Canonical Metrics on 3- and 4-Manifolds From the Uniformization Theorem, it is known that every conformal class of metrics on a genus-$g$ Riemann surface with $n$ boundaries/punctures, subject to the condition $2g+n\ge 3$, contains a unique hyperbolic metric which can be considered as a canonical metric on the surface. I am wondering if similar results exist in the case of 3- or 4-manifolds where the manifolds admit Lorentzian metrics, metrics with signature $(-,+,+)$ or $(-,+,+,+)$ in the case of 3- or 4-manifold, respectively.
Let $M$ be a compact 3- or 4-manifolds, possibly with smooth boundaries, which admits Lorentzian metrics, and consider a diffeomorphism $f:M\longrightarrow M$. This will relate Lorentzian metrics $g_1$ and $g_2$ which are compatible with a given smooth structure on $M$:
$$f^*g_1=g_2$$     
Where $f^*g_1$ denotes the pull-back of the metric $g_1$. If I denote the equivalence class of such Lorentzian metrics under diffeomorphism as $[g]$, there are two questions:


*

*Is there a canonical Lorentzian metric in $[g]$ for the general 3- or 4-manifolds?

*For the special case that the 4-manifold $M$ can smoothly be written as $M=\mathbb{R}\times X$, where $X$ is a compact 3-manifold possibly with boundaries, is there a canonical Lorentzian metric in $[g]$? By "smoothly", I mean there is a global diffeomorphism between $M$ and $\mathbb{R}\times X$;
A good reference on 3- or 4-manifolds containing related results is highly appreciated.
 A: There is no canonical Lorentzian metric in $[g]$, because that would be a diffeomorphism invariant Lorentzian metric.
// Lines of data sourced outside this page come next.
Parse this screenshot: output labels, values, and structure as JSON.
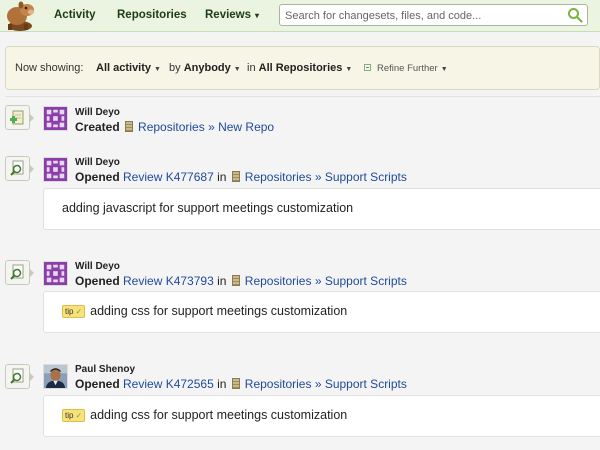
{
  "nav": {
    "items": [
      {
        "label": "Activity",
        "caret": ""
      },
      {
        "label": "Repositories",
        "caret": ""
      },
      {
        "label": "Reviews",
        "caret": "▾"
      }
    ],
    "search_placeholder": "Search for changesets, files, and code..."
  },
  "filters": {
    "prefix": "Now showing:",
    "activity": "All activity",
    "by_label": "by",
    "by_value": "Anybody",
    "in_label": "in",
    "in_value": "All Repositories",
    "refine": "Refine Further"
  },
  "feed": [
    {
      "author": "Will Deyo",
      "action": "Created",
      "review": "",
      "in": "",
      "repo_path": "Repositories » New Repo",
      "tip": "",
      "description": ""
    },
    {
      "author": "Will Deyo",
      "action": "Opened",
      "review": "Review K477687",
      "in": "in",
      "repo_path": "Repositories » Support Scripts",
      "tip": "",
      "description": "adding javascript for support meetings customization"
    },
    {
      "author": "Will Deyo",
      "action": "Opened",
      "review": "Review K473793",
      "in": "in",
      "repo_path": "Repositories » Support Scripts",
      "tip": "tip",
      "description": "adding css for support meetings customization"
    },
    {
      "author": "Paul Shenoy",
      "action": "Opened",
      "review": "Review K472565",
      "in": "in",
      "repo_path": "Repositories » Support Scripts",
      "tip": "tip",
      "description": "adding css for support meetings customization"
    }
  ]
}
The diffeomorphism group of any manifold has infinite dimension, and infinite dimensional stabilizer, so does not preserve any affine connection (by Bochner's lemma), or any rigid geometric structure. Recall that Bochner's lemma proves that the stabilizer of a point in the symmetry group of any affine connection is expressed as linear transformations in geodesic coordinates, so has dimension bounded by the square of the dimension of the manifold.
Edit:
I can't seem to find a nice proof of what I called Bochner's lemma (which is perhaps not due to Bochner). The OP asked for one. Here is a proof. Take a $C^{\infty}$ manifold $M$ with a $C^{\infty}$ connection $\nabla$ on its tangent bundle. The connection determines an exponential map. Any $C^{\infty}$ diffeomorphism $\phi \colon M \to M$ fixing the connection fixes the exponential map: $\phi(\exp_p(tv))=\exp_{\phi(p)}(t\phi'(p)v)$. Suppose now that $p$ is a fixed point of $\phi$. Then $\phi'(p) \colon T_p M \to T_p M$ is related to $\phi \colon M \to M$ by the equation $\phi(e^{tv})=e^{t\phi'(v)}$, where we write $e^v$ to mean $\exp_p v$. Note that $v \mapsto e^v$ is a local diffeomorphism near $v=0$, with local inverse which we denote $\log$. Take linear coordinates $v=v^i e_i$ on $T_p M$ (i.e. take a basis $\{e_i\}$ for $T_p M$). Define coordinates $x^1,\dots,x^n$ on $M$ near $p$ by $x^i(q)=v^i$ if $v^ie_i = \log q$. So in these coordinates, $e^v$ is expressed as the identity map, and our equation  $\phi(\exp_p(tv))=\exp_p(t\phi'(p)v)$ becomes in coordinates $\phi(x)=\phi'(0)x$, i.e. $\phi$ is linear in these coordinates.
If in additional $\phi$ preserves a pseudo-Riemannian metric (for example one for which $\nabla$ is the Levi--Civita connection), then $\phi'(p)$ preserves the quadratic form in $T_p M$ given by that connection.